Introduction: Supercharge end-to-side (SETS) anterior interosseous (AIN) to ulnar motor nerve transfer is commonly performed in our institution to augment intrinsic hand function. Following observations of recovery patterns, we hypothesized that patients do show improved ulnar-innervated intrinsic hand strength but that the first dorsal interosseous (FDI) recovers to a greater extent than the abductor digiti minimi (ADM). An institutional review of SETS AIN to ulnar motor nerve transfers was performed to evaluate the clinical and electrodiagnostic patterns of reinnervation.

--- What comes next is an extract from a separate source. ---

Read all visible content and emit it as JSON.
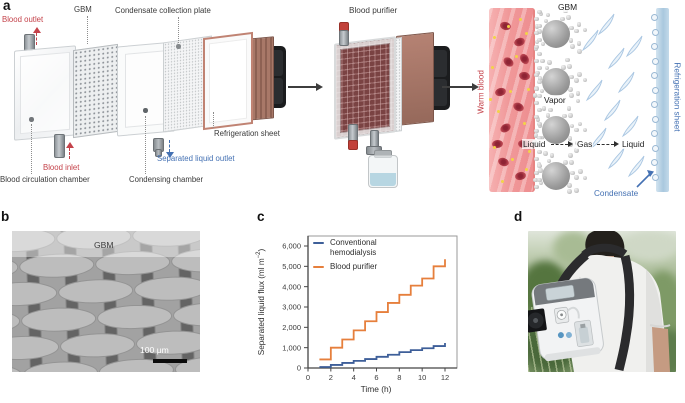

METHODS: A retrospective cohort study was performed on all patients who underwent a SETS AIN to ulnar motor nerve transfer from 2011 to 2017. Inclusion criteria were: isolated ulnar nerve pathology, SETS AIN to ulnar motor nerve transfer, and minimum of 6-months follow-up. Preoperative, intraoperative, and postoperative data were collected and reviewed. Reinnervation was assessed clinically with serial British Medical Research Council strength assessments and electrodiagnostically with serial motor amplitude measurements. Statistical analysis was performed using parametric (student's t-test) and non-parametric statistics (Wilcoxon signed rank test, Kruskal-Wallis test, Spearman's rho).

RESULTS: Seventeen patients (65% male, mean age 56.9 13.3 years) were included with a mean follow-up of 16.7 8.5 months. Etiology and chronicity were variable but all patients preoperatively demonstrated clinically significant weakness and electrodiagnostic evidence of denervation of their intrinsic hand musculature. All patients underwent a SETS AIN to ulnar motor nerve transfer and Guyon's canal release. Postoperatively, strength and motor amplitude increased significantly for both the FDI (p=0.002, p=0.046) and the ADM (p=0.044, p=0.020). Despite comparable preoperative strength (p=0.098), postoperatively the FDI achieved significantly greater strength when compared to the ADM (p=0.023).

CONCLUSIONS: In our practice, SETS AIN to ulnar motor nerve transfer is a beneficial procedure for patients presenting with proximal ulnar nerve pathology to restore intrinsic hand function. Recovery of intrinsic muscle function differs between the more proximally innervated ADM and the more distal FDI, with better recovery observed in the FDI. Patients and hand therapists should be counseled about this when discussing prognosis. Further work to elucidate the underlying physiologic and anatomic basis for this discrepancy is indicated.